Researchers are therefore interested in finding alternative ways to treat patients who have had a stroke or are at risk of having a stroke. For example, one line of research in developing new stroke treatments is to investigate the possibility of limiting stroke damage, by treating patients at high-risk of stroke with medicine before a clot or bleed happens.
Who Gets a Stroke?
Before drugs are tested in humans, they are first tested in animals that have a similar disease as the patients that the drug has been designed for. This is to make sure that the drug is safe and works in the desired way.
In humans, strokes do not often occur randomly; there are a number of factors that have been found to increase the risk of stroke. Such risk-factors can be divided into modifiable and non-modifiable; for example, it is possible to reduce alcohol intake (modifiable), but not change your ethnicity (non-modifiable). Some of these are shown in the table below.
In stroke research, this means initiating a clot or bleed in animals that are at an increased risk of having a stroke, however, previous stroke research has often used animals that are young, healthy and active – a demographic in humans that rarely experience a clot or bleed in the brain.
Consequently, it has been noticed that the beneficial results recorded using drugs in these animal models are not easily reproduced when treatment is repeated in human clinical trials.
Therefore, it has been suggested that young, healthy and active animals do not provide a good test setting for stroke treatments, given that they do not accurately represent the patient group who are most likely to have strokes (i.e. people who are old, unhealthy, and inactive).

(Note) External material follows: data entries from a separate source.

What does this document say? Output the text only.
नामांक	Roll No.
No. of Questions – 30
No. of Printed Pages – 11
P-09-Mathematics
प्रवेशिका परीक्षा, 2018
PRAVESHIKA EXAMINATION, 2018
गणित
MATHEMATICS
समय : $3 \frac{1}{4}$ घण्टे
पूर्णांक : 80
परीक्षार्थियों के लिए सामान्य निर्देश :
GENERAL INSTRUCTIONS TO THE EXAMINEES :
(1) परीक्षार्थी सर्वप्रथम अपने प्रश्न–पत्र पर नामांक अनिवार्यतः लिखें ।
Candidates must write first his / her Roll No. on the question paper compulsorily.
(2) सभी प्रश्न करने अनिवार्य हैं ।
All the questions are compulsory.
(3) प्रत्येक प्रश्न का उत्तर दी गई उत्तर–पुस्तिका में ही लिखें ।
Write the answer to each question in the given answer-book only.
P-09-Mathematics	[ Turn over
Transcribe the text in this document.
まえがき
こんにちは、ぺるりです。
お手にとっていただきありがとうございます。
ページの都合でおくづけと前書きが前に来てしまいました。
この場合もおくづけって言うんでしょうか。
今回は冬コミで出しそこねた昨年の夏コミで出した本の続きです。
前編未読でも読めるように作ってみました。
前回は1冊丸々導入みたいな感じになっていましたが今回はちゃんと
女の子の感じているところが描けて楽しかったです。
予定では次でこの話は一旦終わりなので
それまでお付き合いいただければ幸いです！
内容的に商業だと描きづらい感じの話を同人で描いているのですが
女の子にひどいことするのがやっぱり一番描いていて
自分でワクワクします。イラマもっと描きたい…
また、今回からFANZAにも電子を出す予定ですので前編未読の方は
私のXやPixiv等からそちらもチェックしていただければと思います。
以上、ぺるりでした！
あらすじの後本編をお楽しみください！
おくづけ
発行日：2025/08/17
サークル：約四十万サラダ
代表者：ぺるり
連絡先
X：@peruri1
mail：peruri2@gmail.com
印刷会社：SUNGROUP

Given these known risk factors in humans, a suitable animal comparison would exhibit one or more of these risk factors.
Example of An Animal at Risk of Stroke
A type of rat known as the spontaneously hypertensive rat (SHR) is now regularly used in experiments that test stroke medication. This is because starting at roughly four weeks of age, these rats display a gradual rise in blood pressure (BP) until they are between 16 to 28 weeks old, at which point their mean arterial BP will stabilise around 187 mmHg. This is significantly higher than their healthy counterparts, whose BP averages around 101 mmHg, successfully mimicking the rise in BP seen in humans with high blood-pressure.
This type of rat is particularly effective, because high blood-pressure is the biggest modifiable risk-factor in humans.
The University of Glasgow is currently investigating potential stroke treatments in this type of rat, with other institutions choosing to select animals that exhibit alternative stroke risk-factors such as obesity and old-age. In the future, the ideal model will likely incorporate a combination of these risk-factors, as seen in a large percentage of humans who have a stroke.
Animals that exhibit the most common combinations of stroke risk-factors are therefore thought to offer the best chance of aiding the transition of treatments from research to successful human clinical trials.